The Rugby League Players Association is trying to strike a pay deal with the NRL that is similar to the one they knocked back a month ago.

The two parties are trying to negotiate a new collective bargaining agreement for the past three months, yet no agreement has been reached.

The most lucrative deal offered would have left the playing group in a financial position $10 million better off than the offer now on the table.

However, the RLPA requested more time and information to make a decision. Given some other entitlements – such as the injury hardship and retirement funds – would be affected, they were pushing for a drop of just 2.5 per cent.

The new deal is believed to involve a salary cap decrease of 10 per cent, which leaves the playing group $10 million worse off.

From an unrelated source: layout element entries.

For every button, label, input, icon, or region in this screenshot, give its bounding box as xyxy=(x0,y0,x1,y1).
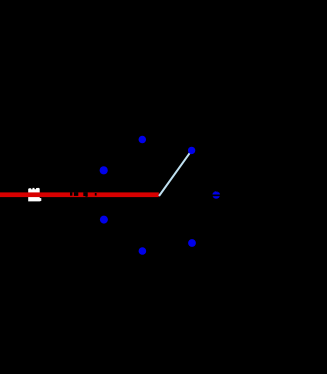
atom dot 2 (upper right, end of scattered ray) xyxy=(188,147,195,154)
atom dot 1 (top) xyxy=(139,136,147,144)
atom dot 6 (bottom) xyxy=(139,247,147,255)
black text marks overlapping the red ray xyxy=(70,192,97,196)
atom dot 5 (lower left) xyxy=(100,216,108,224)
atom dot 7 (lower right) xyxy=(188,239,196,247)
atom dot 3 (upper left) xyxy=(100,166,108,174)
scattered ray (light blue radius) xyxy=(159,150,192,196)
white label box on incident ray xyxy=(28,188,41,202)
incident ray (red), from left edge to circle centre xyxy=(0,192,159,197)
atom dot 4 (right, crossed by black text) xyxy=(212,190,221,198)
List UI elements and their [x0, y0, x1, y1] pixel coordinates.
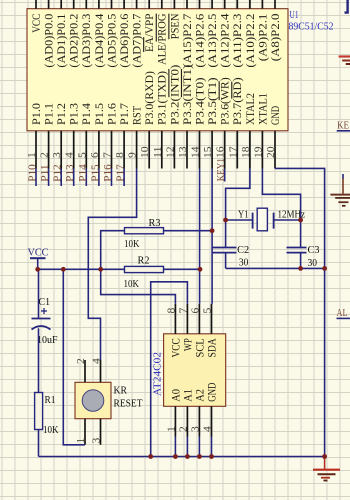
- U1 top pin stub ALE/PROG: [161, 0, 163, 9]
- C1 polarity plus: [41, 308, 47, 314]
- svg-text:P1.2: P1.2: [56, 103, 68, 125]
- svg-text:4: 4: [92, 357, 103, 364]
- svg-text:C2: C2: [237, 244, 249, 256]
- svg-text:3: 3: [52, 152, 63, 158]
- U1 top pin stub PSEN: [173, 0, 175, 9]
- svg-text:(A14)P2.6: (A14)P2.6: [194, 13, 206, 67]
- svg-text:30: 30: [239, 257, 249, 269]
- wire net P10: [35, 169, 37, 187]
- U1 bottom pin 7 stub: [111, 131, 113, 169]
- svg-text:R1: R1: [45, 394, 56, 406]
- svg-text:P14: P14: [77, 164, 89, 182]
- svg-text:XTAL1: XTAL1: [257, 93, 269, 125]
- EEPROM top pin 8 stub: [174, 304, 176, 334]
- wire C1 to R1: [38, 328, 40, 392]
- junction at 101,269: [98, 267, 103, 272]
- U1 bottom pin 17 stub: [236, 131, 238, 169]
- U1 bottom pin 8 stub: [123, 131, 125, 169]
- wire XTAL2 pin 18 to crystal left: [226, 169, 250, 248]
- svg-text:89C51/C52: 89C51/C52: [289, 22, 334, 33]
- svg-text:P1.0: P1.0: [31, 103, 43, 125]
- capacitor C3: [287, 248, 307, 253]
- svg-text:P15: P15: [89, 164, 101, 182]
- svg-text:5: 5: [203, 308, 214, 314]
- svg-text:4: 4: [65, 151, 76, 158]
- EEPROM bottom pin 2 stub: [186, 406, 188, 436]
- junction at 325,268: [322, 266, 327, 271]
- wire WP pin 7 to ground rail: [151, 282, 188, 457]
- svg-text:10K: 10K: [124, 238, 140, 250]
- wire C3 bottom: [300, 253, 302, 269]
- svg-text:2: 2: [76, 358, 87, 364]
- svg-text:15: 15: [203, 146, 214, 158]
- U1 top pin stub (AD7)P0.7: [136, 0, 138, 9]
- wire bottom ground rail: [39, 456, 325, 458]
- svg-text:P12: P12: [52, 164, 64, 182]
- wire net P16: [111, 169, 113, 187]
- svg-text:2: 2: [178, 426, 189, 432]
- svg-text:ALE/PROG: ALE/PROG: [157, 14, 169, 65]
- wire KE stub: [337, 130, 350, 132]
- svg-text:(A15)P2.7: (A15)P2.7: [182, 13, 194, 67]
- svg-text:(AD1)P0.1: (AD1)P0.1: [56, 13, 68, 67]
- svg-text:12: 12: [165, 146, 176, 158]
- svg-text:20: 20: [266, 146, 277, 158]
- U1 top pin stub (A14)P2.6: [199, 0, 201, 9]
- svg-text:13: 13: [178, 146, 189, 158]
- svg-text:19: 19: [253, 146, 264, 158]
- svg-text:P3.4(T0): P3.4(T0): [194, 77, 206, 125]
- wire GND pin 20 to ground rail: [275, 168, 325, 456]
- U1 bottom pin 10 stub: [148, 131, 150, 169]
- svg-text:11: 11: [153, 146, 164, 158]
- resistor R3: [125, 228, 164, 234]
- wire C2 bottom: [225, 253, 227, 269]
- svg-text:P1.4: P1.4: [81, 103, 93, 125]
- capacitor C1: [32, 319, 51, 330]
- wire net KEY1 at pin 16: [224, 169, 226, 182]
- svg-text:R2: R2: [138, 255, 150, 267]
- U1 bottom pin 6 stub: [98, 131, 100, 169]
- svg-text:P3.7(RD): P3.7(RD): [232, 77, 244, 125]
- svg-text:P3.2(INT0): P3.2(INT0): [169, 64, 181, 125]
- U1 bottom pin 9 stub: [136, 131, 138, 169]
- resistor R1: [35, 393, 43, 430]
- U1 bottom pin 14 stub: [199, 131, 201, 169]
- svg-text:Y1: Y1: [238, 209, 249, 221]
- svg-text:4: 4: [203, 425, 214, 432]
- U1 top pin stub (A15)P2.7: [186, 0, 188, 9]
- wire button pin 1 to VCC rail: [63, 269, 85, 445]
- wire EEPROM pin 4 to ground rail: [211, 437, 213, 457]
- power symbol VCC: [30, 258, 46, 269]
- svg-text:KEY1: KEY1: [215, 158, 227, 181]
- EEPROM AT24C02 body: [164, 334, 226, 407]
- svg-text:GND: GND: [270, 106, 282, 125]
- svg-text:14: 14: [191, 146, 202, 158]
- U1 top pin stub (AD5)P0.5: [111, 0, 113, 9]
- svg-text:P1.3: P1.3: [69, 103, 81, 125]
- U1 top pin stub (AD3)P0.3: [85, 0, 87, 9]
- svg-text:P1.5: P1.5: [94, 103, 106, 125]
- U1 top pin stub EA/VPP: [148, 0, 150, 9]
- EEPROM bottom pin 3 stub: [198, 406, 200, 436]
- U1 top pin stub (AD1)P0.1: [60, 0, 62, 9]
- U1 top pin stub (AD0)P0.0: [48, 0, 50, 9]
- U1 top pin stub (A11)P2.3: [236, 0, 238, 9]
- U1 top pin stub (AD2)P0.2: [73, 0, 75, 9]
- U1 bottom pin 11 stub: [161, 131, 163, 169]
- U1 top pin stub VCC: [35, 0, 37, 9]
- EEPROM bottom pin 4 stub: [211, 406, 213, 436]
- svg-text:P11: P11: [39, 164, 51, 182]
- wire VCC to EEPROM pin 8: [101, 269, 176, 304]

The negotiations come at a time when the NRL announced the need to slash $50 million in costs to stay financially stable in the COVID crisis.

1 COMMENT

  1. “The playing group would be left worse off…”? You should say the top few players would be worse off. I have advocated a drop in the % that the Clubs need to spend of their salary cap (say 80% not the current 95%) with a 5% drop in the Club grants ($13M) That is more productive than a drop in the cap or a % cut in players salaries. That equates to$10.4M in NRL savings & allows the clubs around $1.425M each to better manage their current rosters. The issue is that the highest paid players are on the RLPA Board & they are only interested in keeping their salaries at the highest level. The great majority of players don’t get a say and that is the injustice as the RLPA only represent the top few highest paid players.